Every night, like clockwork, there lies an internal checklist.  As I lay my head on the pillow, finally turning off the light, my mind wonders: Are the windows closed and locked?  Did I lock the front and back door?  And if I cannot remember, I have to get up.

It started when I lived alone in a new city.  I walked in the door, and as I kicked off my shoes, my left hand would simultaneously lock the front door.  If I went out or came in the back door, it immediately found itself lacked.  I did not want to wonder if the doors were locked.

And now, years later, the muscle memory runs so deep, I no longer register the action.  My ears no longer remember if I heard the deadbolt clunking in place.  And so I wonder at night.  I now have to consciously do the action to prevent unconsciously forgetting to do so.

My spiritual life can be the same way.  I so often prayed over meals, the act became unconscious.  Unconscious transitioned to mindless.  And mindless spiritual activities prove ineffective nearly every time.

I found myself unconsciously singing along to the worship songs at church, disengaged from the words, the moment.

So I reverse the action.  Unconscious becomes conscious again.  Mindless becomes mindful.  And rote actions become thoughtful actions.

The verses learned by memory are reviewed more carefully.  That careful review uncovers wonder where once lived unconscious repetition.

“Now may the God of hope fill you with all joy and peace in believing, that you may abound in hope by the power of the Holy Spirit.” –Romans 15:13

“…all joy and peace…”  Where I focused on the end, the abounding in hope, my soul catches a breath at a different word.  “All.”  Not some peace.  Not barely enough joy to squeak by.  “All joy.”  And “all” peace.

No longer focused on what hope might look like, my heart leans on the amount of the things needed to endure.  No longer solely focused on the promise, my body relaxes in the knowledge that flowing free is all heavenly joy and all heavenly peace.  My heart need not manufacture it.  It comes freely.

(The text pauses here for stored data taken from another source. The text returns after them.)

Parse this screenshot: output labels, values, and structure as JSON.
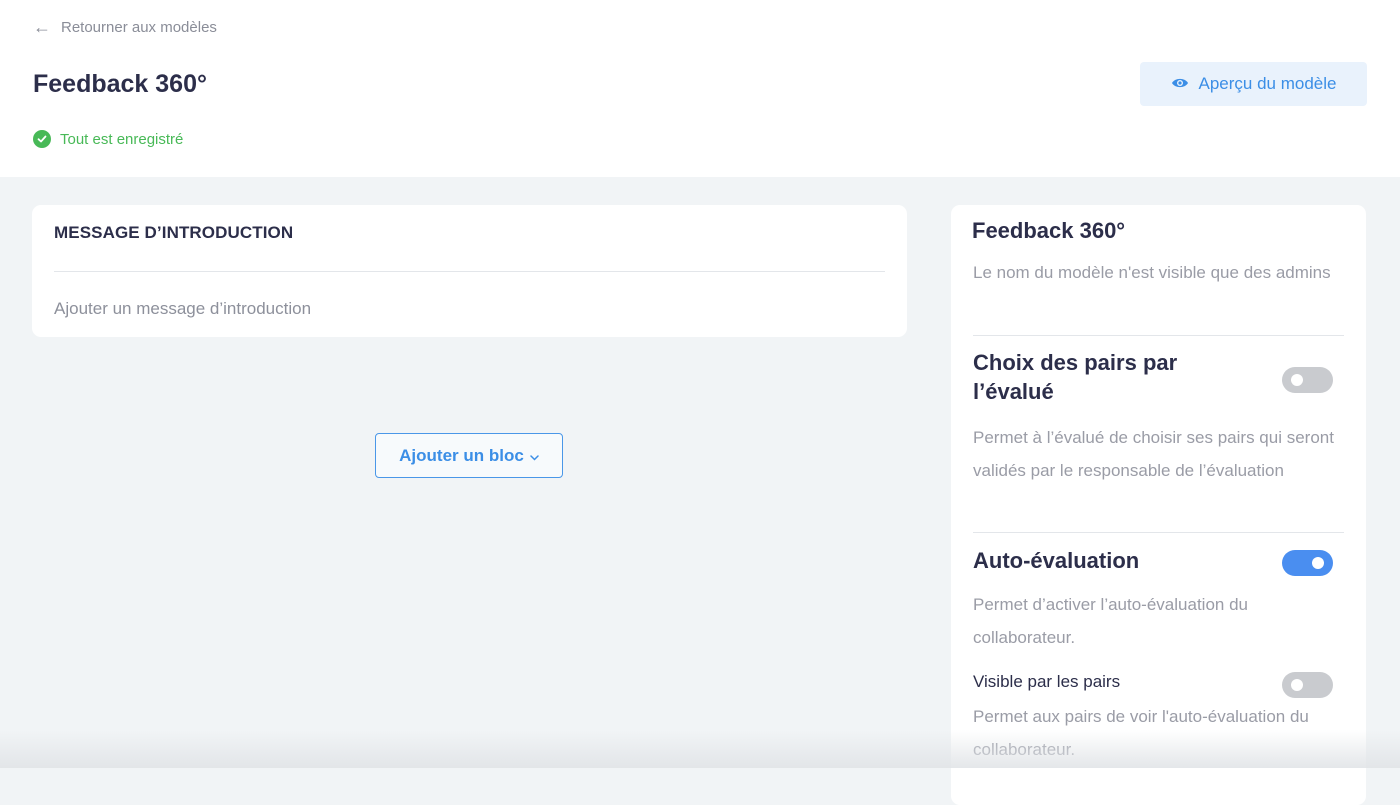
{
  "header": {
    "back_label": "Retourner aux modèles",
    "title": "Feedback 360°",
    "status": "Tout est enregistré",
    "preview_label": "Aperçu du modèle"
  },
  "intro": {
    "title": "MESSAGE D’INTRODUCTION",
    "placeholder": "Ajouter un message d’introduction"
  },
  "add_block": {
    "label": "Ajouter un bloc"
  },
  "panel": {
    "title": "Feedback 360°",
    "subtitle": "Le nom du modèle n'est visible que des admins",
    "settings": [
      {
        "title": "Choix des pairs par l’évalué",
        "description": "Permet à l’évalué de choisir ses pairs qui seront validés par le responsable de l’évaluation",
        "enabled": false
      },
      {
        "title": "Auto-évaluation",
        "description": "Permet d’activer l’auto-évaluation du collaborateur.",
        "enabled": true
      },
      {
        "title": "Visible par les pairs",
        "description": "Permet aux pairs de voir l'auto-évaluation du collaborateur.",
        "enabled": false
      }
    ]
  },
  "colors": {
    "accent": "#3b8ee6",
    "success": "#48b957",
    "toggle_on": "#4a8ef0",
    "toggle_off": "#c9cbcf",
    "title_text": "#2c2e4a",
    "muted_text": "#9a9ca6"
  },
  "icons": {
    "back": "arrow-left-icon",
    "status": "check-circle-icon",
    "preview": "eye-icon",
    "dropdown": "chevron-down-icon"
  }
}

“Every good gift and every perfect gift is from above, and comes down from the Father of lights, with whom there is no variation or shadow of turning.” –James 1:17

But wait, there is so much more!

“Of His own will He brought us forth by the word of truth, that we might be a kind of firstfruits of His creatures.” –James 1:18

All joy and all peace poured forth from His own will.  He wanted to do it.  The Lord does not struggle with giving us good things.  He pours forth out of His own desire.  He feels no obligation.  He rolls no eye.  He pours forth “of His own will.”

So dust off the rote activities.  Look anew at the things once taken for granted.

And see a whole new side to the God you serve.